The Antiquities Department has unveiled more images of a fascinating ancient mosaic floor recently uncovered in the Akaki area of Nicosia.
Dating back to the 4th century A.D., the mosaic depicts a chariot rate and also boasts a skilfully created geometric border as well as Ancient Greek writing in places.
According to the Antiquities Department on Tuesday, the mosaic is particularly noteworthy because it is the only one of its kind depicting chariot races to have been discovered in Cyprus, and because of its particularly high quality.
The mosaic shows the race in its entirety, encompassing its four different phases.
The names included in the epitaph appear to refer to the riders and one of the horses pulling the chariot, the Antiquities Department said.
There is great detail on the race course, including what appears to be a three copper dolphins used to depict how many times the racers had been around the course. The nine Muses can also be discerned.
According to the Antiquities Department announcement, excavations at the area began in 2013, initially revealing structures just a short way beneath the surface. Of particular interest were the remains of a 10 by 14 metre water tank which archaeologists believe would have once played an important part in village life.
No excavations were carried out in 2014 but the following year they focused on two sections of the site, south of the tank where part of the mosaic floor had been revealed in 2013, and east of the area where the remains of a structure had emerged.

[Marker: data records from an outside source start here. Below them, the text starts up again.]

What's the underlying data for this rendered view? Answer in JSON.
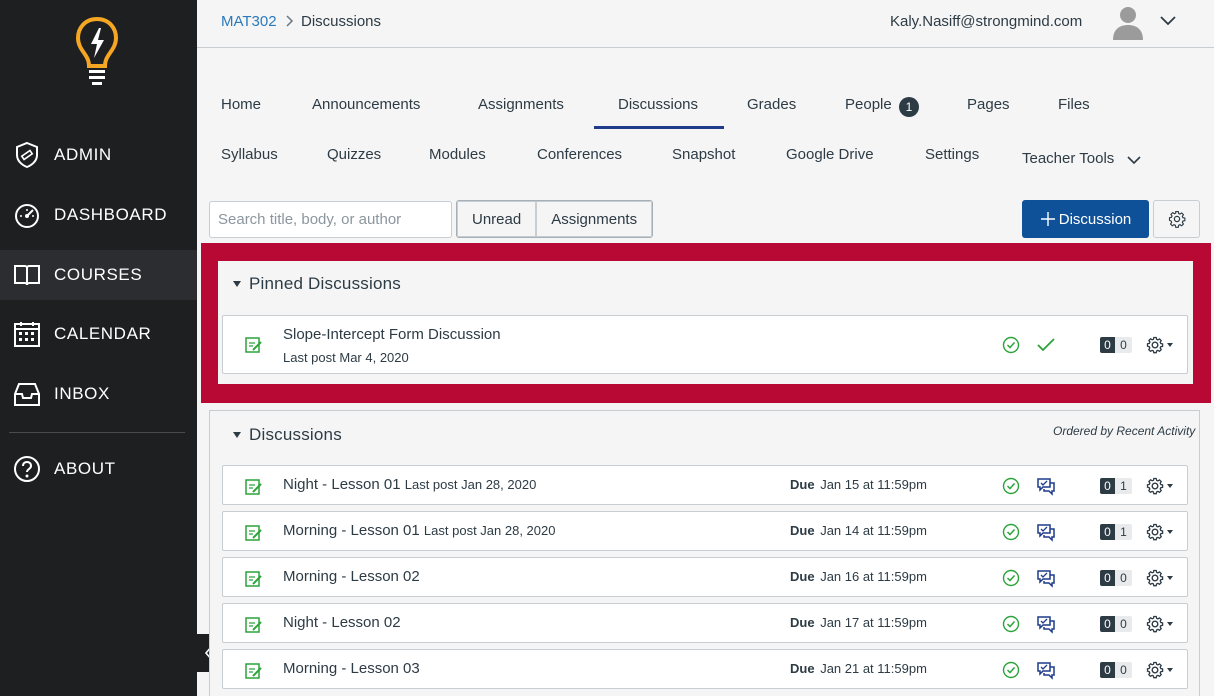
{
  "sidebar": {
    "items": [
      {
        "label": "ADMIN",
        "icon": "shield-icon"
      },
      {
        "label": "DASHBOARD",
        "icon": "dashboard-icon"
      },
      {
        "label": "COURSES",
        "icon": "book-icon"
      },
      {
        "label": "CALENDAR",
        "icon": "calendar-icon"
      },
      {
        "label": "INBOX",
        "icon": "inbox-icon"
      },
      {
        "label": "ABOUT",
        "icon": "help-icon"
      }
    ],
    "active": "COURSES",
    "logo_color": "#f5a623"
  },
  "header": {
    "breadcrumb_course": "MAT302",
    "breadcrumb_page": "Discussions",
    "user_email": "Kaly.Nasiff@strongmind.com"
  },
  "tabs": {
    "row1": [
      "Home",
      "Announcements",
      "Assignments",
      "Discussions",
      "Grades",
      "People",
      "Pages",
      "Files"
    ],
    "row2": [
      "Syllabus",
      "Quizzes",
      "Modules",
      "Conferences",
      "Snapshot",
      "Google Drive",
      "Settings",
      "Teacher Tools"
    ],
    "active": "Discussions",
    "people_badge": "1"
  },
  "toolbar": {
    "search_placeholder": "Search title, body, or author",
    "filter_unread": "Unread",
    "filter_assignments": "Assignments",
    "add_label": "Discussion",
    "add_color": "#0e5199"
  },
  "pinned": {
    "title": "Pinned Discussions",
    "highlight_color": "#b70934",
    "items": [
      {
        "title": "Slope-Intercept Form Discussion",
        "last_post": "Last post Mar 4, 2020",
        "read": "0",
        "unread": "0"
      }
    ]
  },
  "discussions": {
    "title": "Discussions",
    "ordered_by": "Ordered by Recent Activity",
    "due_label": "Due",
    "items": [
      {
        "title": "Night - Lesson 01",
        "last_post": "Last post Jan 28, 2020",
        "due": "Jan 15 at 11:59pm",
        "read": "0",
        "unread": "1"
      },
      {
        "title": "Morning - Lesson 01",
        "last_post": "Last post Jan 28, 2020",
        "due": "Jan 14 at 11:59pm",
        "read": "0",
        "unread": "1"
      },
      {
        "title": "Morning - Lesson 02",
        "last_post": "",
        "due": "Jan 16 at 11:59pm",
        "read": "0",
        "unread": "0"
      },
      {
        "title": "Night - Lesson 02",
        "last_post": "",
        "due": "Jan 17 at 11:59pm",
        "read": "0",
        "unread": "0"
      },
      {
        "title": "Morning - Lesson 03",
        "last_post": "",
        "due": "Jan 21 at 11:59pm",
        "read": "0",
        "unread": "0"
      }
    ]
  },
  "colors": {
    "published_green": "#2ca43a",
    "subscribe_blue": "#1f3b8c"
  }
}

The most recent excavations are focused on three areas. The first is north of the water tank where over and underground pipelines have been found and which archaeologists believe will shed light on how the water tank was filled and emptied.
The second area is west of the tank where the ground does not appear to have been covered in mosaic. Work here will continue in 2017. The third area is situated south of the tank where the remains of an arcade with a mosaic floor had been discovered in 2015.